The scherzo - a merry, highly virtuoso, contrapuntal piece - begins with a trumpet fanfare in A minor; at first the music is principally reserved for the woodwind instruments. The trio is considerably slower and contains beautiful lyrical writing from the flute, violin and clarinet in turn. The reprise ends with a surprising, elegant device.
The Largo cantabile begins with a broadly conceived melody, at first from the cello, which rises up, is taken over by the violin, and then sinks back again. In the subsidiary section the violin plays a theme in the high register above a succession of chords from the other instruments - a lyrical passage of rare beauty that is interrupted by an interlude with strange, jazzy rhythms. The main theme appears again and, this time, is developed further - until the lyricism of the middle section is taken up again, this time serving as a coda.
The finale is a free rondo with the tempo marking Allegro energico, beginning in a metrically regular B flat major; these motoric rhythms characterise the entire movement.
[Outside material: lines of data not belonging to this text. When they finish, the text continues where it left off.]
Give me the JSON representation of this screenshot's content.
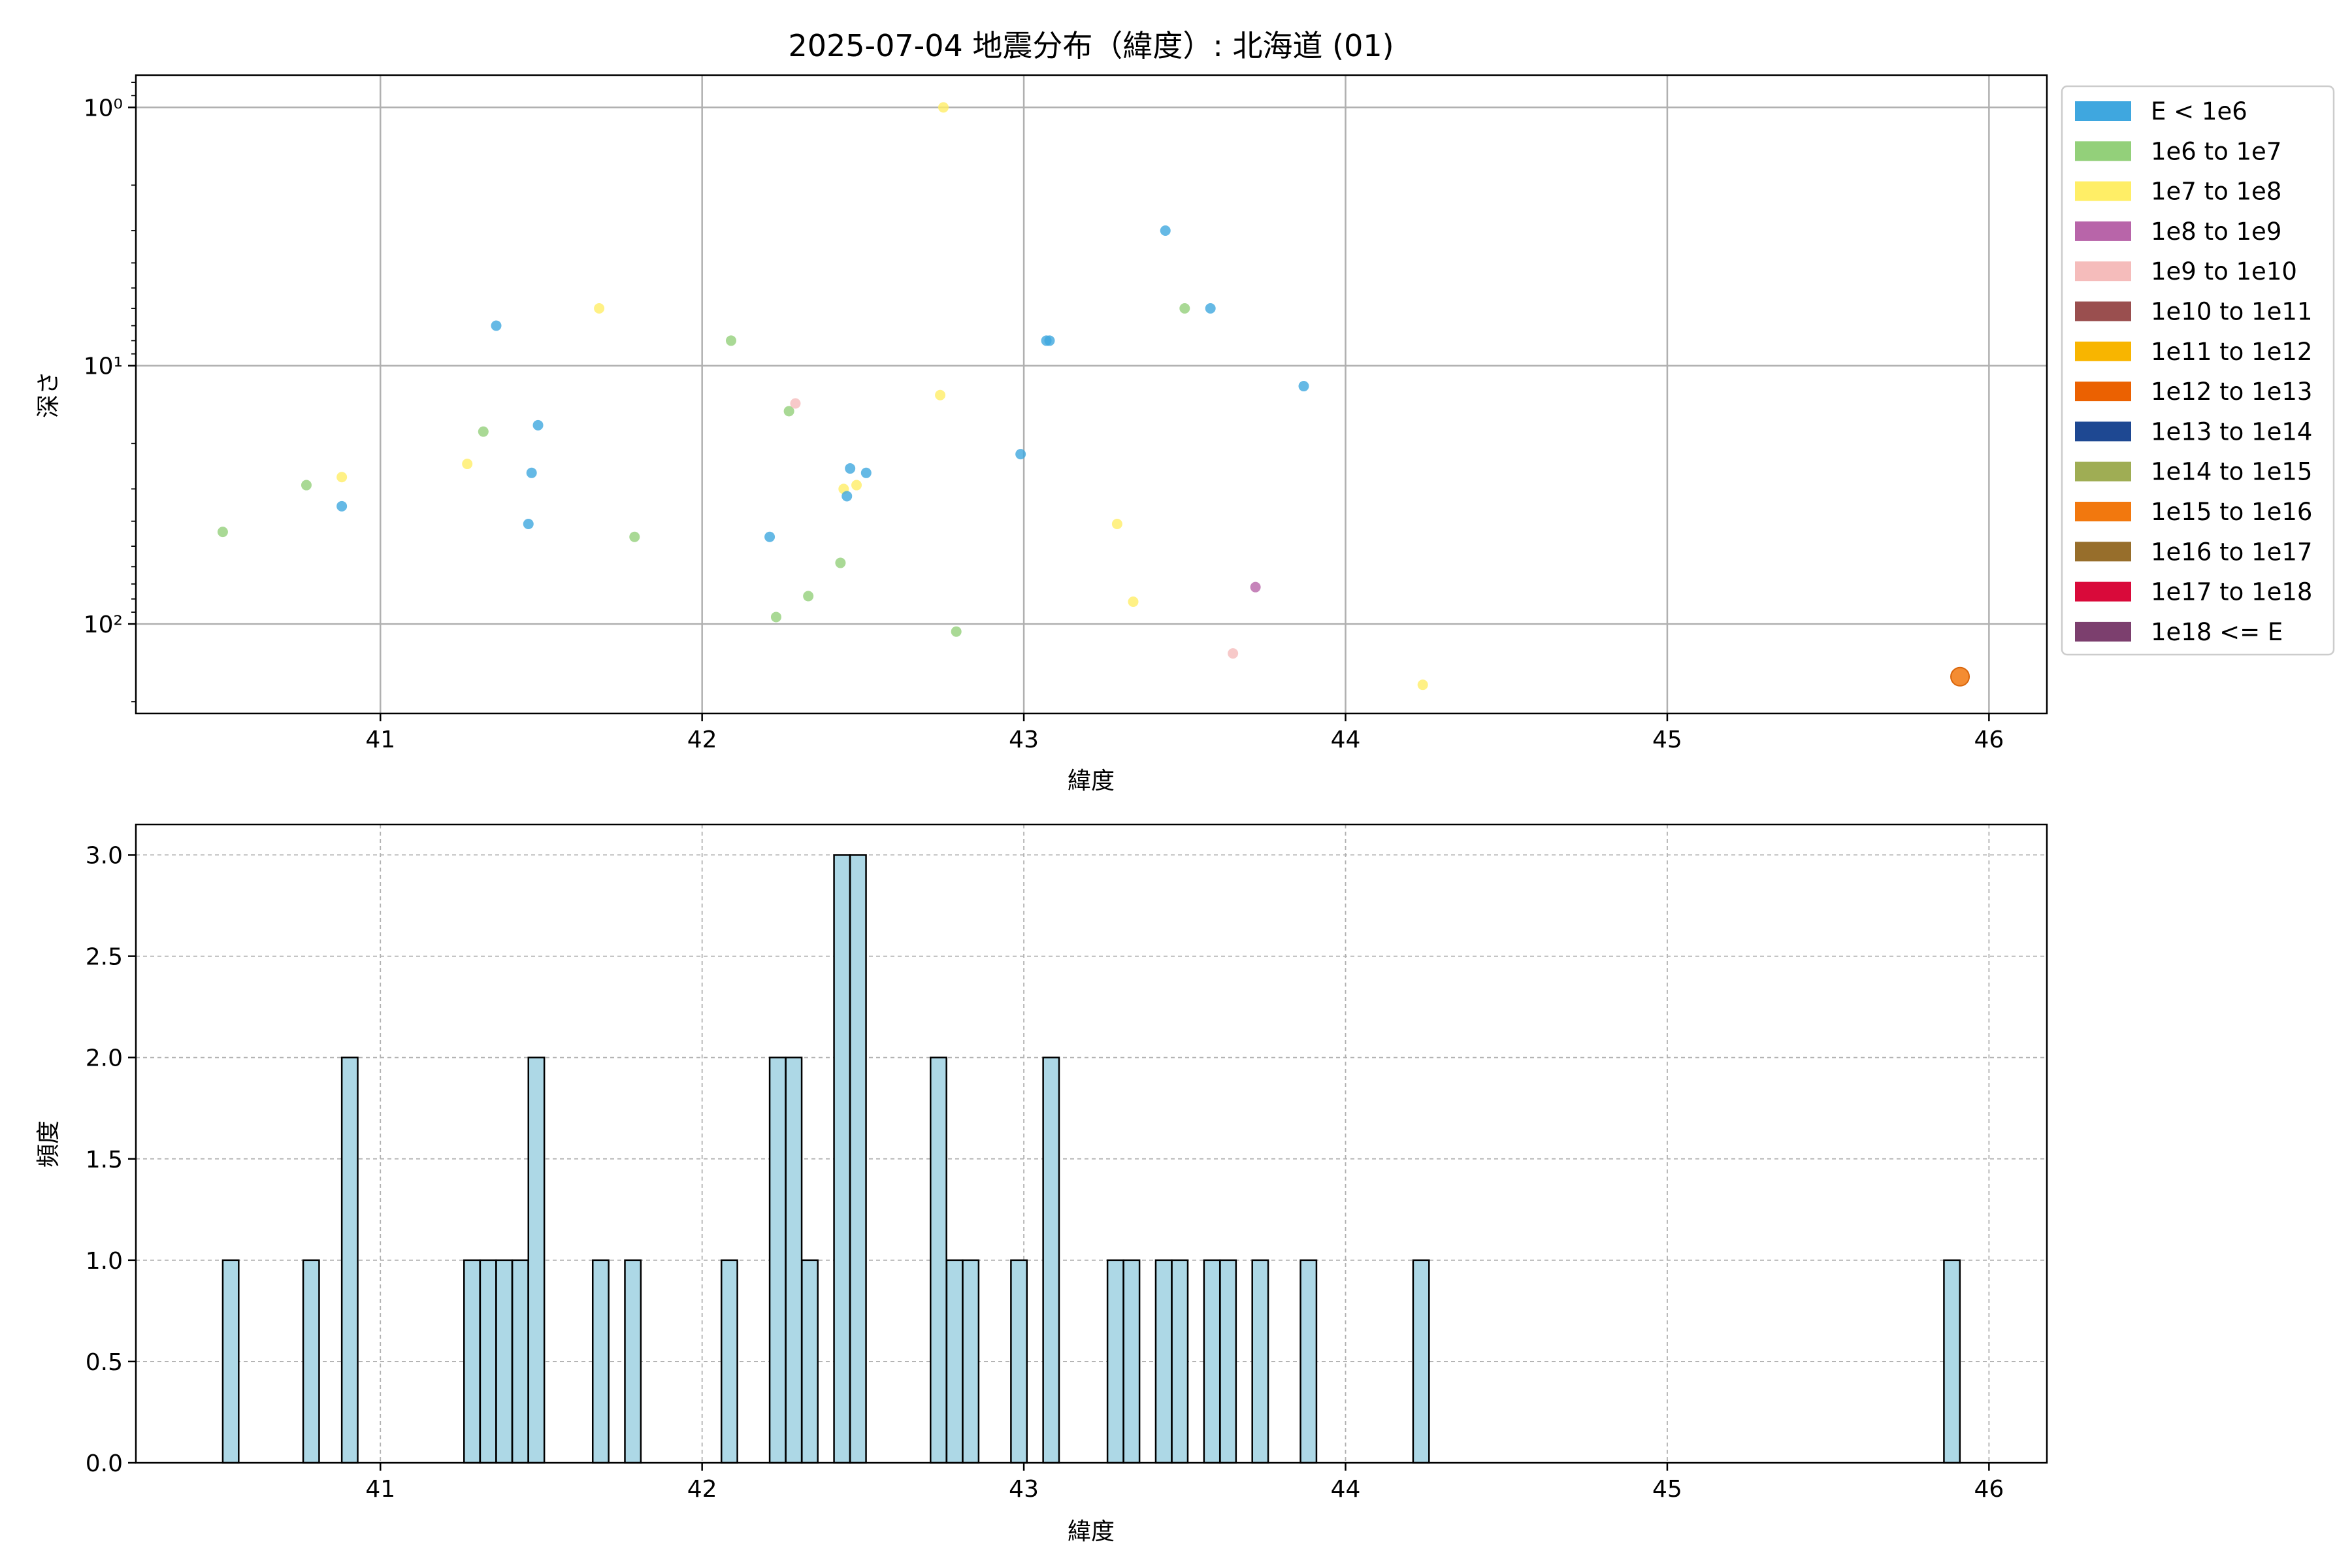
{
  "title": "2025-07-04 地震分布（緯度）: 北海道 (01)",
  "colors": {
    "hist_fill": "#add8e6",
    "hist_edge": "#000000",
    "grid": "#b0b0b0",
    "axes": "#000000"
  },
  "legend": {
    "placement": "outside-right",
    "entries": [
      {
        "label": "E < 1e6",
        "color": "#3fa7df"
      },
      {
        "label": "1e6 to 1e7",
        "color": "#93d07a"
      },
      {
        "label": "1e7 to 1e8",
        "color": "#ffee66"
      },
      {
        "label": "1e8 to 1e9",
        "color": "#b865a9"
      },
      {
        "label": "1e9 to 1e10",
        "color": "#f5bcbb"
      },
      {
        "label": "1e10 to 1e11",
        "color": "#9a4f4f"
      },
      {
        "label": "1e11 to 1e12",
        "color": "#f8b500"
      },
      {
        "label": "1e12 to 1e13",
        "color": "#eb6101"
      },
      {
        "label": "1e13 to 1e14",
        "color": "#1e4892"
      },
      {
        "label": "1e14 to 1e15",
        "color": "#9fad54"
      },
      {
        "label": "1e15 to 1e16",
        "color": "#f2780e"
      },
      {
        "label": "1e16 to 1e17",
        "color": "#976e2b"
      },
      {
        "label": "1e17 to 1e18",
        "color": "#d90a3a"
      },
      {
        "label": "1e18 <= E",
        "color": "#7c3f6e"
      }
    ]
  },
  "chart_data": [
    {
      "type": "scatter",
      "xlabel": "緯度",
      "ylabel": "深さ",
      "xlim": [
        40.24,
        46.18
      ],
      "ylim": [
        0.75,
        222
      ],
      "y_scale": "log",
      "y_inverted": true,
      "grid": true,
      "x_ticks": [
        41,
        42,
        43,
        44,
        45,
        46
      ],
      "y_ticks": [
        {
          "value": 1,
          "label": "10⁰"
        },
        {
          "value": 10,
          "label": "10¹"
        },
        {
          "value": 100,
          "label": "10²"
        }
      ],
      "points": [
        {
          "x": 40.51,
          "y": 44,
          "cls": 1
        },
        {
          "x": 40.77,
          "y": 29,
          "cls": 1
        },
        {
          "x": 40.88,
          "y": 27,
          "cls": 2
        },
        {
          "x": 40.88,
          "y": 35,
          "cls": 0
        },
        {
          "x": 41.27,
          "y": 24,
          "cls": 2
        },
        {
          "x": 41.32,
          "y": 18,
          "cls": 1
        },
        {
          "x": 41.36,
          "y": 7,
          "cls": 0
        },
        {
          "x": 41.46,
          "y": 41,
          "cls": 0
        },
        {
          "x": 41.47,
          "y": 26,
          "cls": 0
        },
        {
          "x": 41.49,
          "y": 17,
          "cls": 0
        },
        {
          "x": 41.68,
          "y": 6,
          "cls": 2
        },
        {
          "x": 41.79,
          "y": 46,
          "cls": 1
        },
        {
          "x": 42.09,
          "y": 8,
          "cls": 1
        },
        {
          "x": 42.21,
          "y": 46,
          "cls": 0
        },
        {
          "x": 42.23,
          "y": 94,
          "cls": 1
        },
        {
          "x": 42.27,
          "y": 15,
          "cls": 1
        },
        {
          "x": 42.29,
          "y": 14,
          "cls": 4
        },
        {
          "x": 42.33,
          "y": 78,
          "cls": 1
        },
        {
          "x": 42.43,
          "y": 58,
          "cls": 1
        },
        {
          "x": 42.44,
          "y": 30,
          "cls": 2
        },
        {
          "x": 42.45,
          "y": 32,
          "cls": 0
        },
        {
          "x": 42.46,
          "y": 25,
          "cls": 0
        },
        {
          "x": 42.48,
          "y": 29,
          "cls": 2
        },
        {
          "x": 42.51,
          "y": 26,
          "cls": 0
        },
        {
          "x": 42.74,
          "y": 13,
          "cls": 2
        },
        {
          "x": 42.75,
          "y": 1,
          "cls": 2
        },
        {
          "x": 42.79,
          "y": 107,
          "cls": 1
        },
        {
          "x": 42.99,
          "y": 22,
          "cls": 0
        },
        {
          "x": 43.07,
          "y": 8,
          "cls": 0
        },
        {
          "x": 43.08,
          "y": 8,
          "cls": 0
        },
        {
          "x": 43.29,
          "y": 41,
          "cls": 2
        },
        {
          "x": 43.34,
          "y": 82,
          "cls": 2
        },
        {
          "x": 43.44,
          "y": 3,
          "cls": 0
        },
        {
          "x": 43.5,
          "y": 6,
          "cls": 1
        },
        {
          "x": 43.58,
          "y": 6,
          "cls": 0
        },
        {
          "x": 43.65,
          "y": 130,
          "cls": 4
        },
        {
          "x": 43.72,
          "y": 72,
          "cls": 3
        },
        {
          "x": 43.87,
          "y": 12,
          "cls": 0
        },
        {
          "x": 44.24,
          "y": 172,
          "cls": 2
        },
        {
          "x": 45.91,
          "y": 160,
          "cls": 10
        }
      ]
    },
    {
      "type": "bar",
      "xlabel": "緯度",
      "ylabel": "頻度",
      "xlim": [
        40.24,
        46.18
      ],
      "ylim": [
        0,
        3.15
      ],
      "grid": true,
      "x_ticks": [
        41,
        42,
        43,
        44,
        45,
        46
      ],
      "y_ticks": [
        "0.0",
        "0.5",
        "1.0",
        "1.5",
        "2.0",
        "2.5",
        "3.0"
      ],
      "bin_width": 0.0495,
      "bins": [
        {
          "x": 40.51,
          "count": 1
        },
        {
          "x": 40.76,
          "count": 1
        },
        {
          "x": 40.88,
          "count": 2
        },
        {
          "x": 41.26,
          "count": 1
        },
        {
          "x": 41.31,
          "count": 1
        },
        {
          "x": 41.36,
          "count": 1
        },
        {
          "x": 41.41,
          "count": 1
        },
        {
          "x": 41.46,
          "count": 2
        },
        {
          "x": 41.66,
          "count": 1
        },
        {
          "x": 41.76,
          "count": 1
        },
        {
          "x": 42.06,
          "count": 1
        },
        {
          "x": 42.21,
          "count": 2
        },
        {
          "x": 42.26,
          "count": 2
        },
        {
          "x": 42.31,
          "count": 1
        },
        {
          "x": 42.41,
          "count": 3
        },
        {
          "x": 42.46,
          "count": 3
        },
        {
          "x": 42.71,
          "count": 2
        },
        {
          "x": 42.76,
          "count": 1
        },
        {
          "x": 42.81,
          "count": 1
        },
        {
          "x": 42.96,
          "count": 1
        },
        {
          "x": 43.06,
          "count": 2
        },
        {
          "x": 43.26,
          "count": 1
        },
        {
          "x": 43.31,
          "count": 1
        },
        {
          "x": 43.41,
          "count": 1
        },
        {
          "x": 43.46,
          "count": 1
        },
        {
          "x": 43.56,
          "count": 1
        },
        {
          "x": 43.61,
          "count": 1
        },
        {
          "x": 43.71,
          "count": 1
        },
        {
          "x": 43.86,
          "count": 1
        },
        {
          "x": 44.21,
          "count": 1
        },
        {
          "x": 45.86,
          "count": 1
        }
      ]
    }
  ]
}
The trumpet plays an extremely concise theme with an easily memorable ascending chromatic contour. The flute involves itself playfully in the action, and the theme is then taken up by the strings. A slow intermezzo follows, its theme played in turn by the flute, violin and trumpet. With the entry of the clarinet the tempo becomes slower, and via a diminuendo it comes to a halt completely. The double bass now plays the main theme, pizzicato, and a sort of development leads to the reappearance of the trumpet. A short new intermezzo is inserted and then the main theme is played by all the strings. A coda follows, with the clear aim of reestablishing the basic key of C major. This happens with plenty of aplomb, and the work ends with refreshing vigour.